Sen. Mike Thompson, a Shawnee Republican who is sponsoring legislation to restrict gender-affirming care, challenged opponents, noting that he knew “a number of women” who were uncomfortable being in restrooms with “biological males.” He asked those who gave testimony how many genders there were, how gender is defined and asked Dean what the Bible said about this issue.

Dean answered that there is theological evidence of gender multiplicity.

Other opponents of the legislation, such as the CEO of the Center of Daring Liz Hamor, argued the bill’s binary language erases the existence of intersex people.

“Nothing about humans is binary,” she said. “There are way more than two options for eye color, hair color, skin color, shape, personality, sense of humor — every characteristic that makes us diverse as humans has a number of expressions.
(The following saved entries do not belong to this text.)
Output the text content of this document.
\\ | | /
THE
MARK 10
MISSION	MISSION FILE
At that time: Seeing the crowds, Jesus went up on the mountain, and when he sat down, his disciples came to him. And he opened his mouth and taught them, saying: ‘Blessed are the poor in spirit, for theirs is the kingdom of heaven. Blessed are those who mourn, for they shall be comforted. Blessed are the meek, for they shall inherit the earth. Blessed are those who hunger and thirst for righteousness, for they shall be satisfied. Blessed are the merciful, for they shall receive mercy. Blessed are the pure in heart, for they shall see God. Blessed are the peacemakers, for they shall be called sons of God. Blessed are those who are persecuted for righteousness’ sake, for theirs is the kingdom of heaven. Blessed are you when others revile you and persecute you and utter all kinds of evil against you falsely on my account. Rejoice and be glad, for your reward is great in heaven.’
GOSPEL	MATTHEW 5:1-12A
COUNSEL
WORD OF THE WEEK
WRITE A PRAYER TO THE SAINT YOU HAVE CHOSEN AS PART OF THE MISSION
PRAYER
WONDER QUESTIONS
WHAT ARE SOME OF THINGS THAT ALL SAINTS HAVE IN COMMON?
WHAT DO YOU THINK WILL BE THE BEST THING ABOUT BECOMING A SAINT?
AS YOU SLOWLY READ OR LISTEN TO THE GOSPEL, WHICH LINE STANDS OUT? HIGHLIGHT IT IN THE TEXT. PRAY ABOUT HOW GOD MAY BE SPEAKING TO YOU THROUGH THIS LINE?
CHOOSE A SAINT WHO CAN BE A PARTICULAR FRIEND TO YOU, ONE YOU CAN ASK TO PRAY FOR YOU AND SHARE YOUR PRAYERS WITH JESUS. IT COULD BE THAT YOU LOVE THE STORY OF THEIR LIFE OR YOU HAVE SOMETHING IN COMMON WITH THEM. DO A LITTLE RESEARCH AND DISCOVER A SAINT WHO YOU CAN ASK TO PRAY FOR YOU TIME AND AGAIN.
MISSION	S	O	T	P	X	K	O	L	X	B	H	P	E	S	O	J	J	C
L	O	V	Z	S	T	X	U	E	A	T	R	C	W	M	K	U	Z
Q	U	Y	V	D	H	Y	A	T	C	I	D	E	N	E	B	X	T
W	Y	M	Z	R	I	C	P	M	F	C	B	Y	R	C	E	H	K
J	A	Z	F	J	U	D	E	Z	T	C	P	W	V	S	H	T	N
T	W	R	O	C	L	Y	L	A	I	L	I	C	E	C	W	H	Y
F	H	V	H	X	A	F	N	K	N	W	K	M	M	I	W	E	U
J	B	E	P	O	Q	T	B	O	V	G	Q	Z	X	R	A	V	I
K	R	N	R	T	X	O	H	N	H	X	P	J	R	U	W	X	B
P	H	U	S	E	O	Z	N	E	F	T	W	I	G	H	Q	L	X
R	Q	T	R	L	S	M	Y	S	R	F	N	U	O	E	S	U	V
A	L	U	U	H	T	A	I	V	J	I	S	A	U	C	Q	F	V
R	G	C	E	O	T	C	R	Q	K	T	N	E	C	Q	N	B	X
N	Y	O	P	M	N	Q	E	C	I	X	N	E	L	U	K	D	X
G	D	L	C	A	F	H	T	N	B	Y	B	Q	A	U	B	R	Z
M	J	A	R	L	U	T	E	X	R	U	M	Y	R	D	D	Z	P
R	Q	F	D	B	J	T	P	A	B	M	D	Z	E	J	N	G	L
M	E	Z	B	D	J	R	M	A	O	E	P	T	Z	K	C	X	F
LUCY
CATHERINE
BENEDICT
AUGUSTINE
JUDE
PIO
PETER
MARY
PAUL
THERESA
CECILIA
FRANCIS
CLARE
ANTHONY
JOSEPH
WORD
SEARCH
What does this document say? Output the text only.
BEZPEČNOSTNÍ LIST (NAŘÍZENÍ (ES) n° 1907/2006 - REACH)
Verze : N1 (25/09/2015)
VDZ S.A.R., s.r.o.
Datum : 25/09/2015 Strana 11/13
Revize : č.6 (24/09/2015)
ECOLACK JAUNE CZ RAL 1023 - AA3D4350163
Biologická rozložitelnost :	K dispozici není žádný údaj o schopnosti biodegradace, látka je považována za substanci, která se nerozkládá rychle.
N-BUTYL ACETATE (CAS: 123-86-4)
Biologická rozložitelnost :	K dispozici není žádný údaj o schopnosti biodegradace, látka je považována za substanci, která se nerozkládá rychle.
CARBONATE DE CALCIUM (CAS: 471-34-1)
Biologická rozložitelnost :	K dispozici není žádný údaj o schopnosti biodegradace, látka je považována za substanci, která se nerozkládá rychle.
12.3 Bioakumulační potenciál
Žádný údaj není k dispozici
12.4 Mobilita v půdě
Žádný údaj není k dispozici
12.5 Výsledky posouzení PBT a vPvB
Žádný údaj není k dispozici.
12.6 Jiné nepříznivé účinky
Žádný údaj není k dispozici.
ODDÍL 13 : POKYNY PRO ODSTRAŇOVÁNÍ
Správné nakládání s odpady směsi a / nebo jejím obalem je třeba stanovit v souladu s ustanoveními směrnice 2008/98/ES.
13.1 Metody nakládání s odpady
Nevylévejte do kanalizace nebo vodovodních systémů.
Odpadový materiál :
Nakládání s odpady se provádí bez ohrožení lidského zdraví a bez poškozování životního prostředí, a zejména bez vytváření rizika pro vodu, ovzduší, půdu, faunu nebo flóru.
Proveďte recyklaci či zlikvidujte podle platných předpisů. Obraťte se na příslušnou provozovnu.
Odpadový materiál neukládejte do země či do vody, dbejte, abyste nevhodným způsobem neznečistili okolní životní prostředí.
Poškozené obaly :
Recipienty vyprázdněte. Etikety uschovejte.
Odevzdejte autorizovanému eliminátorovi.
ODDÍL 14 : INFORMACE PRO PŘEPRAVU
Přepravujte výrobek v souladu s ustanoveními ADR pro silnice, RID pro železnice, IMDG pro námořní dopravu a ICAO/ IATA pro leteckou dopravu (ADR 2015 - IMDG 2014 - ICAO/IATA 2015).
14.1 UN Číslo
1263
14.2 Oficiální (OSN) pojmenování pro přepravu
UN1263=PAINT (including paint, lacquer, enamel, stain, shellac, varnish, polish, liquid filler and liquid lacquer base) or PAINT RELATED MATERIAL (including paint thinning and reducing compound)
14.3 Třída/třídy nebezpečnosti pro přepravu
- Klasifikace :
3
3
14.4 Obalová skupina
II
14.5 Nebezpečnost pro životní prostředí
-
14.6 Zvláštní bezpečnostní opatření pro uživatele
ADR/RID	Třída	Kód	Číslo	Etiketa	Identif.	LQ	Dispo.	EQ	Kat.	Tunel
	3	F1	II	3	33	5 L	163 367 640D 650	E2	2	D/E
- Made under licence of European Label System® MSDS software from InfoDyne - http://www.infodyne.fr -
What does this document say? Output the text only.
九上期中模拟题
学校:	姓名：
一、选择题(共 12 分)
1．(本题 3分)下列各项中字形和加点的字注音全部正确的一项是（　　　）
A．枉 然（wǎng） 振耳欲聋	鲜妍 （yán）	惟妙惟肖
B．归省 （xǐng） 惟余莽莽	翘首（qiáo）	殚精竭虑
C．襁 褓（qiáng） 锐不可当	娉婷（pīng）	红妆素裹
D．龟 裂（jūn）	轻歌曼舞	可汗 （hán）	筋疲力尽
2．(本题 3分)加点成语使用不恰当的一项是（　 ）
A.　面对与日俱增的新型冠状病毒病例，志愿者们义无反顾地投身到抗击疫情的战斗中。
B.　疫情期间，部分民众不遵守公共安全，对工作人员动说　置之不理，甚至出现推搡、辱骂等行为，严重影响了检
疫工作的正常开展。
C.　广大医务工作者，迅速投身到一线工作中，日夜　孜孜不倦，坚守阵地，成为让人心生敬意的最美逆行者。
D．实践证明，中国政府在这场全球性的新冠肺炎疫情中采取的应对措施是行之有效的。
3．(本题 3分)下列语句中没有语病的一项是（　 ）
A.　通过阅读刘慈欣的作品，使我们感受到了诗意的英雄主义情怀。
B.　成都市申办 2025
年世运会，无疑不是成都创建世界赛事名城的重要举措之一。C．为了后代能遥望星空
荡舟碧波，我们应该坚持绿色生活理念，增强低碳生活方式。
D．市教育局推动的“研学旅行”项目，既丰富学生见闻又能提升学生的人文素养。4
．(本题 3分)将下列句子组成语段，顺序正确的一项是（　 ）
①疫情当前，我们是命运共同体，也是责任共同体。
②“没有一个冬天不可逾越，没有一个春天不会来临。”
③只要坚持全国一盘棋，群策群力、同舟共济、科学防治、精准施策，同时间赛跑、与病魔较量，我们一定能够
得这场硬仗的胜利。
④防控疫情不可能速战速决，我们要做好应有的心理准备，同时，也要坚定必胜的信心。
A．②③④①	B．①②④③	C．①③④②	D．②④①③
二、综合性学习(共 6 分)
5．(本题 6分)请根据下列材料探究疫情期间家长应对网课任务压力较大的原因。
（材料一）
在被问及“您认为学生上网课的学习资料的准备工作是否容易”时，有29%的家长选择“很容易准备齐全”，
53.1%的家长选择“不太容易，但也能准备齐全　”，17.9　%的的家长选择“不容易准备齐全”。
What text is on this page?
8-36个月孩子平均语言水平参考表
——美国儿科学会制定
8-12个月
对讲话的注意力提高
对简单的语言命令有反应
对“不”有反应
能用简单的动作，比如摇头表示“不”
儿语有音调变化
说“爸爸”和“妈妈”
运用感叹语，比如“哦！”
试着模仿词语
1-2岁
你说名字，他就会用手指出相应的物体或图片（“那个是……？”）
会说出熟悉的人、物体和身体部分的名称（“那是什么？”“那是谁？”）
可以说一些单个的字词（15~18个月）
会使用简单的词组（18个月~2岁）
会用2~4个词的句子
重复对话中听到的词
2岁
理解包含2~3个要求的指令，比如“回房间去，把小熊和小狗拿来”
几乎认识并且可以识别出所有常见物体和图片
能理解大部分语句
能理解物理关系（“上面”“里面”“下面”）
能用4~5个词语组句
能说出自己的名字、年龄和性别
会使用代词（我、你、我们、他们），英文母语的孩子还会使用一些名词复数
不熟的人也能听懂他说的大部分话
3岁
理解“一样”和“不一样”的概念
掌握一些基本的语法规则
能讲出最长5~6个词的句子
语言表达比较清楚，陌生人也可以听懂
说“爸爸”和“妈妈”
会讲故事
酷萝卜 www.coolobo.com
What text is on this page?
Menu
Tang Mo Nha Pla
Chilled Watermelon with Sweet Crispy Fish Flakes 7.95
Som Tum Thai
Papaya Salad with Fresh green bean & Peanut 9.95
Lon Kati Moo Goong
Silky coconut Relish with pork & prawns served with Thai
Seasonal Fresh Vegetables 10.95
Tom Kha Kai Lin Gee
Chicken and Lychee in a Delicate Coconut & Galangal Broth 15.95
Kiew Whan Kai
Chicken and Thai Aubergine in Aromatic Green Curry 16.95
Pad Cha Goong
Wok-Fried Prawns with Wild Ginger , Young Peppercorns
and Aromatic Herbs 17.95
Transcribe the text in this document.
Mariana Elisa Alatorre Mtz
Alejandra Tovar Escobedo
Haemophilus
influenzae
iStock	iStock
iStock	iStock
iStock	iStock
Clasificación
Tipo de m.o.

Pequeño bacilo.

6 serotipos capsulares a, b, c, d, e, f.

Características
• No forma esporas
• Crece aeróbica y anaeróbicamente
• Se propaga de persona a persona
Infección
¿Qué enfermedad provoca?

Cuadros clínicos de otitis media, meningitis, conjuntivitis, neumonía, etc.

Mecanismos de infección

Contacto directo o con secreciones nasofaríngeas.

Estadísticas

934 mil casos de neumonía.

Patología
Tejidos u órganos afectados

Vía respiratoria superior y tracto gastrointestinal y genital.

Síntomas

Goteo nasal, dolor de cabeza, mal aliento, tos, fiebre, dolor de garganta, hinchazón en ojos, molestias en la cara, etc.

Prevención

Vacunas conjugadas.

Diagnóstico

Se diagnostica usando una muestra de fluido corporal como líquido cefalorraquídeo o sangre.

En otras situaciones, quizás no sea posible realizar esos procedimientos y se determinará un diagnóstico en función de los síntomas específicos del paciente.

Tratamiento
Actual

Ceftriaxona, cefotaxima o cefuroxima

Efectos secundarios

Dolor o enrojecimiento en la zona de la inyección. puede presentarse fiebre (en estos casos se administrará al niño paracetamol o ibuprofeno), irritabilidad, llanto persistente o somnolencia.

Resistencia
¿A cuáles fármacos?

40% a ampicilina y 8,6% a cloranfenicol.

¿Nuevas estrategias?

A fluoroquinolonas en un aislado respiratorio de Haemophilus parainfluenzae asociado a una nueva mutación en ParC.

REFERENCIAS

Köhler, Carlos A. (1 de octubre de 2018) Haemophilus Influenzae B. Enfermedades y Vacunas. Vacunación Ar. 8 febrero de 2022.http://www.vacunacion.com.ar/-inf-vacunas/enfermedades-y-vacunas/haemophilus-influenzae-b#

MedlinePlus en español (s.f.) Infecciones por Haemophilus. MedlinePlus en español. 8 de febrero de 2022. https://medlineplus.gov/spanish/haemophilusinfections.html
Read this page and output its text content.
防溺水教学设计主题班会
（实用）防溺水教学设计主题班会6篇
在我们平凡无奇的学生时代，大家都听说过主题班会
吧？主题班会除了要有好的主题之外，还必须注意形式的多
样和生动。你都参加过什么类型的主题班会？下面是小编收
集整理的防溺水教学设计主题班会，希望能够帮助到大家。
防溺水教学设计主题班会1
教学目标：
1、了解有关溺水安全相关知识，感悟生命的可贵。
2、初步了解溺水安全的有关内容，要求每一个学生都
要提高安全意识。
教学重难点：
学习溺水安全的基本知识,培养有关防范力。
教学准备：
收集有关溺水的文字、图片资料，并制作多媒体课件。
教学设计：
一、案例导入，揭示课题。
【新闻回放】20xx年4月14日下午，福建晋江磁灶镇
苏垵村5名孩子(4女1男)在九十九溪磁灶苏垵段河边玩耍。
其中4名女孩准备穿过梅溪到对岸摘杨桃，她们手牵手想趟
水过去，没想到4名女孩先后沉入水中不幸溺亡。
So why then would one of the most important things about us humans be binary?”

A separate bill challenges local protections for LGBTQ Kansans, by tying a bipartisan effort to eliminate discriminatory housing covenants with a policy banning any non-discrimination ordinance that is stricter than state law.

Rep. Patrick Penn, a Wichita Republican who sponsored the bill, said the changes ensured localities were in line with state and federal standards.

But LGBTQ activists have spent years advocating for ordinances at the local level to prevent discrimination based on gender identity and sexual orientation by business and in housing.

“It pits the rights of select groups against the human rights of other groups,” Roeland Park Mayor Michael Poppa told lawmakers.

During Wednesday’s hearing in the House Local Government Committee, advocates and opponents of the legislation, including Poppa, spoke in support of helping localities eliminate discriminatory housing covenants but urged lawmakers to remove language on non-discrimination ordinances or address it in a separate bill.

“I will, essentially, on section 2, leave it to others to defend,” said Mark Tomb, a lobbyist for the Kansas Realtors Association who helped draft the bill.